Saudi Arabia has executed at least 100 foreign nationals this year and a total of 189 people, with the majority being for drug-related charges. Joey Shea, researcher for Saudi Arabia and the United Arab Emirates and Human Rights Watch, stressed the gravity of the situation, saying, “Saudi authorities have weaponized the country’s justice system to carry out a terrifying number of executions in 2025. The surge in executions is just the latest evidence of the brutally autocratic rule of Crown Prince Mohammed bin Salman.”
Central to this is the Arab Charter on Human Rights, Article 6 of which obligates Saudi Arabia to use the death penalty for only the most serious crimes. Similarly, Article 6 of the International Covenant on Civil and Political Rights (ICCPR) limits the application of capital punishment to only the most serious crimes. Saudi Arabia has not acceded to the ICCPR, but has ratified the Arab Charter on Human Rights.
The senior director of countering authoritarianism at the Middle East Democracy Center, Abdullah Alaoudh, stated, “Behind closed doors, Saudi Arabia is executing peaceful activists and journalists following politicized trials.These state-sanctioned killings are an assault on basic human rights and dignity that the world cannot afford to ignore.”

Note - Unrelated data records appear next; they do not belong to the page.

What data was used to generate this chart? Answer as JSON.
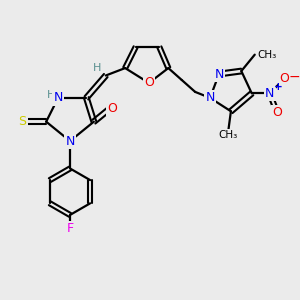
{
  "bg_color": "#ebebeb",
  "atom_colors": {
    "C": "#000000",
    "H": "#5a9090",
    "N": "#0000ee",
    "O": "#ee0000",
    "S": "#cccc00",
    "F": "#ee00ee",
    "plus": "#0000ee",
    "minus": "#ee0000"
  },
  "bond_color": "#000000",
  "bond_lw": 1.6,
  "figsize": [
    3.0,
    3.0
  ],
  "dpi": 100
}
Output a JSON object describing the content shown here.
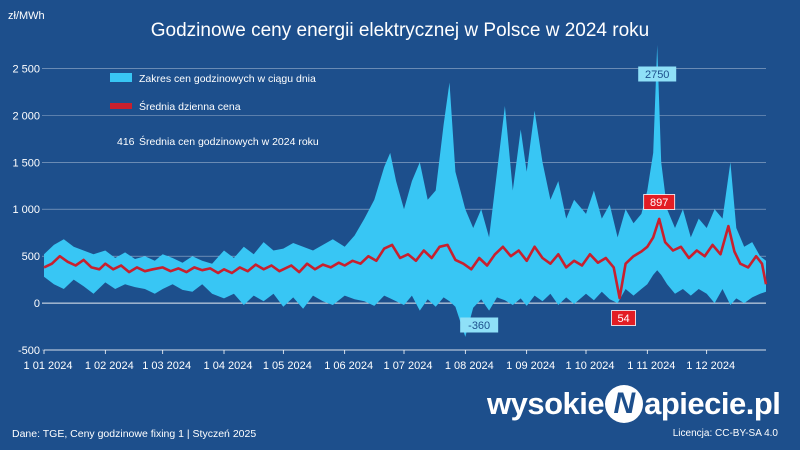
{
  "title": "Godzinowe ceny energii elektrycznej w Polsce w 2024 roku",
  "unit_label": "zł/MWh",
  "footer": {
    "source": "Dane: TGE, Ceny godzinowe fixing 1   |   Styczeń 2025",
    "license": "Licencja: CC-BY-SA 4.0"
  },
  "logo": {
    "left": "wysokie",
    "mark": "N",
    "right": "apiecie.pl"
  },
  "colors": {
    "background": "#1d4f8c",
    "range_fill": "#38c6f4",
    "average_line": "#c8202e",
    "grid": "#ffffff",
    "callout_red": "#e31d23"
  },
  "chart_data": {
    "type": "area",
    "ylim": [
      -500,
      2750
    ],
    "yticks": [
      2500,
      2000,
      1500,
      1000,
      500,
      0,
      -500
    ],
    "ytick_labels": [
      "2 500",
      "2 000",
      "1 500",
      "1 000",
      "500",
      "0",
      "-500"
    ],
    "x_tick_labels": [
      "1 01 2024",
      "1 02 2024",
      "1 03 2024",
      "1 04 2024",
      "1 05 2024",
      "1 06 2024",
      "1 07 2024",
      "1 08 2024",
      "1 09 2024",
      "1 10 2024",
      "1 11 2024",
      "1 12 2024"
    ],
    "x_tick_days": [
      0,
      31,
      60,
      91,
      121,
      152,
      182,
      213,
      244,
      274,
      305,
      335
    ],
    "x_range_days": [
      0,
      365
    ],
    "grid": true,
    "legend": [
      {
        "label": "Zakres cen godzinowych w ciągu dnia",
        "marker": "range"
      },
      {
        "label": "Średnia dzienna cena",
        "marker": "line"
      },
      {
        "label": "Średnia cen godzinowych w 2024 roku",
        "value": "416"
      }
    ],
    "annotations": [
      {
        "label": "2750",
        "date": "2024-11-06",
        "value": 2750,
        "style": "light"
      },
      {
        "label": "897",
        "date": "2024-11-07",
        "value": 897,
        "style": "red"
      },
      {
        "label": "-360",
        "date": "2024-08-08",
        "value": -360,
        "style": "light"
      },
      {
        "label": "54",
        "date": "2024-10-20",
        "value": 54,
        "style": "red"
      }
    ],
    "series": [
      {
        "name": "Zakres cen godzinowych w ciągu dnia",
        "kind": "range",
        "points": [
          {
            "day": 0,
            "low": 280,
            "high": 520
          },
          {
            "day": 5,
            "low": 200,
            "high": 620
          },
          {
            "day": 10,
            "low": 150,
            "high": 680
          },
          {
            "day": 15,
            "low": 250,
            "high": 600
          },
          {
            "day": 20,
            "low": 180,
            "high": 560
          },
          {
            "day": 25,
            "low": 100,
            "high": 520
          },
          {
            "day": 31,
            "low": 220,
            "high": 560
          },
          {
            "day": 36,
            "low": 150,
            "high": 480
          },
          {
            "day": 41,
            "low": 200,
            "high": 540
          },
          {
            "day": 46,
            "low": 170,
            "high": 470
          },
          {
            "day": 51,
            "low": 150,
            "high": 500
          },
          {
            "day": 56,
            "low": 100,
            "high": 450
          },
          {
            "day": 60,
            "low": 150,
            "high": 520
          },
          {
            "day": 65,
            "low": 200,
            "high": 480
          },
          {
            "day": 70,
            "low": 140,
            "high": 430
          },
          {
            "day": 75,
            "low": 120,
            "high": 500
          },
          {
            "day": 80,
            "low": 200,
            "high": 450
          },
          {
            "day": 85,
            "low": 100,
            "high": 420
          },
          {
            "day": 91,
            "low": 50,
            "high": 560
          },
          {
            "day": 96,
            "low": 100,
            "high": 480
          },
          {
            "day": 101,
            "low": -20,
            "high": 600
          },
          {
            "day": 106,
            "low": 80,
            "high": 520
          },
          {
            "day": 111,
            "low": 20,
            "high": 650
          },
          {
            "day": 116,
            "low": 100,
            "high": 560
          },
          {
            "day": 121,
            "low": -40,
            "high": 580
          },
          {
            "day": 126,
            "low": 60,
            "high": 640
          },
          {
            "day": 131,
            "low": -60,
            "high": 600
          },
          {
            "day": 136,
            "low": 80,
            "high": 560
          },
          {
            "day": 141,
            "low": 20,
            "high": 620
          },
          {
            "day": 146,
            "low": -20,
            "high": 680
          },
          {
            "day": 152,
            "low": 80,
            "high": 600
          },
          {
            "day": 157,
            "low": 40,
            "high": 720
          },
          {
            "day": 162,
            "low": 20,
            "high": 900
          },
          {
            "day": 167,
            "low": -30,
            "high": 1100
          },
          {
            "day": 172,
            "low": 80,
            "high": 1450
          },
          {
            "day": 175,
            "low": 50,
            "high": 1600
          },
          {
            "day": 178,
            "low": 20,
            "high": 1300
          },
          {
            "day": 182,
            "low": -20,
            "high": 1000
          },
          {
            "day": 186,
            "low": 80,
            "high": 1300
          },
          {
            "day": 190,
            "low": -80,
            "high": 1500
          },
          {
            "day": 194,
            "low": 40,
            "high": 1100
          },
          {
            "day": 198,
            "low": -40,
            "high": 1200
          },
          {
            "day": 202,
            "low": 60,
            "high": 1900
          },
          {
            "day": 205,
            "low": 20,
            "high": 2350
          },
          {
            "day": 208,
            "low": -40,
            "high": 1400
          },
          {
            "day": 213,
            "low": -360,
            "high": 1000
          },
          {
            "day": 217,
            "low": -50,
            "high": 800
          },
          {
            "day": 221,
            "low": 40,
            "high": 1000
          },
          {
            "day": 225,
            "low": -80,
            "high": 700
          },
          {
            "day": 229,
            "low": 60,
            "high": 1400
          },
          {
            "day": 233,
            "low": 30,
            "high": 2100
          },
          {
            "day": 237,
            "low": -20,
            "high": 1200
          },
          {
            "day": 241,
            "low": 50,
            "high": 1850
          },
          {
            "day": 244,
            "low": -30,
            "high": 1400
          },
          {
            "day": 248,
            "low": 80,
            "high": 2050
          },
          {
            "day": 252,
            "low": 20,
            "high": 1500
          },
          {
            "day": 256,
            "low": 100,
            "high": 1100
          },
          {
            "day": 260,
            "low": -20,
            "high": 1300
          },
          {
            "day": 264,
            "low": 60,
            "high": 900
          },
          {
            "day": 268,
            "low": -10,
            "high": 1100
          },
          {
            "day": 274,
            "low": 100,
            "high": 950
          },
          {
            "day": 278,
            "low": 30,
            "high": 1200
          },
          {
            "day": 282,
            "low": 120,
            "high": 900
          },
          {
            "day": 286,
            "low": 40,
            "high": 1050
          },
          {
            "day": 290,
            "low": 0,
            "high": 700
          },
          {
            "day": 294,
            "low": 150,
            "high": 1000
          },
          {
            "day": 298,
            "low": 80,
            "high": 850
          },
          {
            "day": 302,
            "low": 150,
            "high": 950
          },
          {
            "day": 305,
            "low": 200,
            "high": 1200
          },
          {
            "day": 308,
            "low": 300,
            "high": 1600
          },
          {
            "day": 310,
            "low": 350,
            "high": 2750
          },
          {
            "day": 312,
            "low": 300,
            "high": 1500
          },
          {
            "day": 315,
            "low": 200,
            "high": 1000
          },
          {
            "day": 319,
            "low": 100,
            "high": 800
          },
          {
            "day": 323,
            "low": 150,
            "high": 1000
          },
          {
            "day": 327,
            "low": 80,
            "high": 700
          },
          {
            "day": 331,
            "low": 150,
            "high": 900
          },
          {
            "day": 335,
            "low": 100,
            "high": 800
          },
          {
            "day": 339,
            "low": 0,
            "high": 1000
          },
          {
            "day": 343,
            "low": 150,
            "high": 900
          },
          {
            "day": 347,
            "low": -20,
            "high": 1500
          },
          {
            "day": 350,
            "low": 50,
            "high": 800
          },
          {
            "day": 354,
            "low": 0,
            "high": 600
          },
          {
            "day": 358,
            "low": 60,
            "high": 650
          },
          {
            "day": 362,
            "low": 100,
            "high": 500
          },
          {
            "day": 365,
            "low": 120,
            "high": 450
          }
        ]
      },
      {
        "name": "Średnia dzienna cena",
        "kind": "line",
        "points": [
          {
            "day": 0,
            "value": 380
          },
          {
            "day": 4,
            "value": 420
          },
          {
            "day": 8,
            "value": 500
          },
          {
            "day": 12,
            "value": 440
          },
          {
            "day": 16,
            "value": 400
          },
          {
            "day": 20,
            "value": 460
          },
          {
            "day": 24,
            "value": 380
          },
          {
            "day": 28,
            "value": 360
          },
          {
            "day": 31,
            "value": 420
          },
          {
            "day": 35,
            "value": 360
          },
          {
            "day": 39,
            "value": 400
          },
          {
            "day": 43,
            "value": 330
          },
          {
            "day": 47,
            "value": 380
          },
          {
            "day": 51,
            "value": 340
          },
          {
            "day": 55,
            "value": 360
          },
          {
            "day": 60,
            "value": 380
          },
          {
            "day": 64,
            "value": 340
          },
          {
            "day": 68,
            "value": 370
          },
          {
            "day": 72,
            "value": 330
          },
          {
            "day": 76,
            "value": 380
          },
          {
            "day": 80,
            "value": 350
          },
          {
            "day": 84,
            "value": 370
          },
          {
            "day": 88,
            "value": 320
          },
          {
            "day": 91,
            "value": 360
          },
          {
            "day": 95,
            "value": 320
          },
          {
            "day": 99,
            "value": 380
          },
          {
            "day": 103,
            "value": 340
          },
          {
            "day": 107,
            "value": 410
          },
          {
            "day": 111,
            "value": 360
          },
          {
            "day": 115,
            "value": 400
          },
          {
            "day": 119,
            "value": 340
          },
          {
            "day": 121,
            "value": 360
          },
          {
            "day": 125,
            "value": 400
          },
          {
            "day": 129,
            "value": 330
          },
          {
            "day": 133,
            "value": 420
          },
          {
            "day": 137,
            "value": 360
          },
          {
            "day": 141,
            "value": 410
          },
          {
            "day": 145,
            "value": 380
          },
          {
            "day": 149,
            "value": 430
          },
          {
            "day": 152,
            "value": 400
          },
          {
            "day": 156,
            "value": 450
          },
          {
            "day": 160,
            "value": 420
          },
          {
            "day": 164,
            "value": 500
          },
          {
            "day": 168,
            "value": 450
          },
          {
            "day": 172,
            "value": 580
          },
          {
            "day": 176,
            "value": 620
          },
          {
            "day": 180,
            "value": 480
          },
          {
            "day": 184,
            "value": 520
          },
          {
            "day": 188,
            "value": 450
          },
          {
            "day": 192,
            "value": 560
          },
          {
            "day": 196,
            "value": 480
          },
          {
            "day": 200,
            "value": 600
          },
          {
            "day": 204,
            "value": 620
          },
          {
            "day": 208,
            "value": 460
          },
          {
            "day": 212,
            "value": 420
          },
          {
            "day": 216,
            "value": 360
          },
          {
            "day": 220,
            "value": 480
          },
          {
            "day": 224,
            "value": 400
          },
          {
            "day": 228,
            "value": 520
          },
          {
            "day": 232,
            "value": 600
          },
          {
            "day": 236,
            "value": 500
          },
          {
            "day": 240,
            "value": 560
          },
          {
            "day": 244,
            "value": 450
          },
          {
            "day": 248,
            "value": 600
          },
          {
            "day": 252,
            "value": 480
          },
          {
            "day": 256,
            "value": 420
          },
          {
            "day": 260,
            "value": 520
          },
          {
            "day": 264,
            "value": 380
          },
          {
            "day": 268,
            "value": 450
          },
          {
            "day": 272,
            "value": 400
          },
          {
            "day": 276,
            "value": 520
          },
          {
            "day": 280,
            "value": 430
          },
          {
            "day": 284,
            "value": 480
          },
          {
            "day": 288,
            "value": 380
          },
          {
            "day": 291,
            "value": 54
          },
          {
            "day": 294,
            "value": 420
          },
          {
            "day": 298,
            "value": 500
          },
          {
            "day": 302,
            "value": 550
          },
          {
            "day": 305,
            "value": 600
          },
          {
            "day": 308,
            "value": 700
          },
          {
            "day": 311,
            "value": 897
          },
          {
            "day": 314,
            "value": 650
          },
          {
            "day": 318,
            "value": 560
          },
          {
            "day": 322,
            "value": 600
          },
          {
            "day": 326,
            "value": 480
          },
          {
            "day": 330,
            "value": 560
          },
          {
            "day": 334,
            "value": 500
          },
          {
            "day": 338,
            "value": 620
          },
          {
            "day": 342,
            "value": 520
          },
          {
            "day": 346,
            "value": 820
          },
          {
            "day": 349,
            "value": 550
          },
          {
            "day": 352,
            "value": 420
          },
          {
            "day": 356,
            "value": 380
          },
          {
            "day": 360,
            "value": 500
          },
          {
            "day": 363,
            "value": 420
          },
          {
            "day": 365,
            "value": 200
          }
        ]
      }
    ]
  }
}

This also comes after Amnesty International expressed concern in April about the dramatic increase in executions for drug-related offenses in Saudi Arabia. Further, the Office of the United Nations High Commissioner for Human Rights released a statement in late 2022 on the alarming rate of executions in Saudi Arabia. This also comes after both Human Rights Watch and the Middle East Democracy Center have been criticizing rampant abuses in the Saudi Arabian criminal justice system, such as torture, forced confessions, and long periods of detention without trial.